NOTE: See the updates at the end of the post.
Congratulations, Phoenix. You’ve officially destroyed one of the nation’s best urban mountain biking areas. And you managed to do it on the down-low.
By the time I started mountain biking in 1992, the Papago Park trails were the gathering place for local riders looking for a quick post-work or -class ride. Whether you were new to the sport or one of the fastest racers around, Papago Park was there for you. It was up to the task of being a venue for everything from 12-hour races (edit: I had a case of 12-hour brain when I wrote this … 12 Hours in the Papago stayed in the Tempe and Scottsdale portions of Papago) to ad-hoc races
No longer. Here’s what I’ve been able to find out:
- Most of the trails on the Phoenix side have been bladed from the singletrack mountain bikers love so much to an eight-foot-wide (just my eyeballed estimate) superhighway. The surface is unpaved and covered in loose pebbles. The berms in the corners are also gone, so forget about sustaining any sort of speed into a corner. In places, there are even slabs of concrete, presumably for drainage.
- There appears to be no motive.
No existing trail user benefits from this destruction. My only guess is that this is some bizarre, mishandled effort to improve the area’s
wheelchair accessibility. I could support that – but why destroy the existing asset for the majority of users when a separate wheelchair-accessible trail network is an option? UPDATE: I’ve seen some talk in the Facebook group referenced in a few paragraphs that this might be a way to lure more 5k trail races to Papago.
- Rumors of Starbucks and other silly money-grab theme parkization (my new word) of Papago Park have been around for quite awhile now. It seems the public heard about this for so long that they stopped believing it, and didn’t monitor the situation closely enough. Notice that the trail destruction happened during the summer months, when most cyclists switch to road biking or head up north to cooler climates. There’s also no news coverage, with this being the closest mention to the topic. There was no signage explaining anything or asking for input.
- I’m to blame. But so are you. So is every single mountain biker who may have known
about this, and didn’t expend all energy possible to organizing the people who use and love these trails. This speaks to a need for a far more organized and engaged cycling community. I’d also really like to know what the International Mountain Bicycling Association would say about the quality and sustainability of the new pseudotrails.
- It’s not too late. Seriously. A Facebook group has formed to mitigate the damage. And imagine if enough of us stand together and demand that Phoenix build new mountain bike specific trails. The business case is there if you look to the progressive thinking of McDowell Mountain Regional Park, which turned itself into a regional draw for cyclists by expanding its trail network.
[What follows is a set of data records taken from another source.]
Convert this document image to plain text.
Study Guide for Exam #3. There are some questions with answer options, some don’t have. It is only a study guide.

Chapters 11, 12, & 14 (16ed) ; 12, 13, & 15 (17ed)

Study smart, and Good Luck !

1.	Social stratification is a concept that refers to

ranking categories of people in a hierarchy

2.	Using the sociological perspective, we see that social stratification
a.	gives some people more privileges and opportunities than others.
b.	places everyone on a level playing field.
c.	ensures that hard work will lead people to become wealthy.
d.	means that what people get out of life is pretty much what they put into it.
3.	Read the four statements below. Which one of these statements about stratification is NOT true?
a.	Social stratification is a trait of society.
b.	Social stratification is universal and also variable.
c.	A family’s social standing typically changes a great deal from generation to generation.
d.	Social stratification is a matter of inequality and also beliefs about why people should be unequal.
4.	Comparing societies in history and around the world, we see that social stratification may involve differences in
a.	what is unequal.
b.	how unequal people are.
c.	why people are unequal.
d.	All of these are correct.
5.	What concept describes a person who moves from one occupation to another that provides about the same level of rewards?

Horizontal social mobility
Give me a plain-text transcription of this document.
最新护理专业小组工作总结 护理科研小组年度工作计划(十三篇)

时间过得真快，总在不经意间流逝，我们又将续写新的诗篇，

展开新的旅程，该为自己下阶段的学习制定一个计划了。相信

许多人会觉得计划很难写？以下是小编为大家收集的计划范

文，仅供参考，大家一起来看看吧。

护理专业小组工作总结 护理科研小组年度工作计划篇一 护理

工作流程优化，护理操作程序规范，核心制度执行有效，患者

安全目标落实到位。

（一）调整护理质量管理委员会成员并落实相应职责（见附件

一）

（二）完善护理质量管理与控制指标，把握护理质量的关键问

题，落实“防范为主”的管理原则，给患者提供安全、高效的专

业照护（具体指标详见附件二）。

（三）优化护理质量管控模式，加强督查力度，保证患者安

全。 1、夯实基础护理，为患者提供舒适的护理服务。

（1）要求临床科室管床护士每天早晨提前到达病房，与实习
Then-Supervisor Rand Hubbell put McDowell Mountain Regional Park on the national mountain biking map – maybe someone equally intelligent at the city of Phoenix could do the same. Step One: Go find the people who hand-built the Fantasy Island North Singletrack and get them to work their magic at Papago. The result would be even better than the current – sorry, make that former – trails.
Let’s see how Phoenix handles this, and how it explains the lack of public notice. I’d also like to see how they analyzed the trail user groups to figure out whether this would actually benefit anyone.
Ray Stern from the Phoenix New Times is following this situation. Expect balanced, well-researched reporting from him. It’s what he does. And while it’s great to have bloggers and social media users squawking, it’s a huge benefit to haves someone with the time and resources to dig into city documents and present other sides of the story. Not to mention using those resources to right the situation.
Ray’s found that at least one off-road wheelchair user really digs the revamped trail. And some other disabled trail users do, too, judging from the social media conversations. Meanwhile, I think too many mountain bikers are howling “tear it out and make it the way it was” and polishing their pitchforks. I favor a solution that would create something unprecedented: A venue that includes a resource for off-road wheelchair users to have fun and maybe even compete (sign me up as a race volunteer and trailbuilder, already!) and integrates a purpose-built, mountain bike-specific singletrack network. Given FINS and its amazing trail design and execution, this is possible with a minimum of resources. The biggest challenge is finding the political will. And jeez, mountain bikers … stand with disabled trail users, FFS.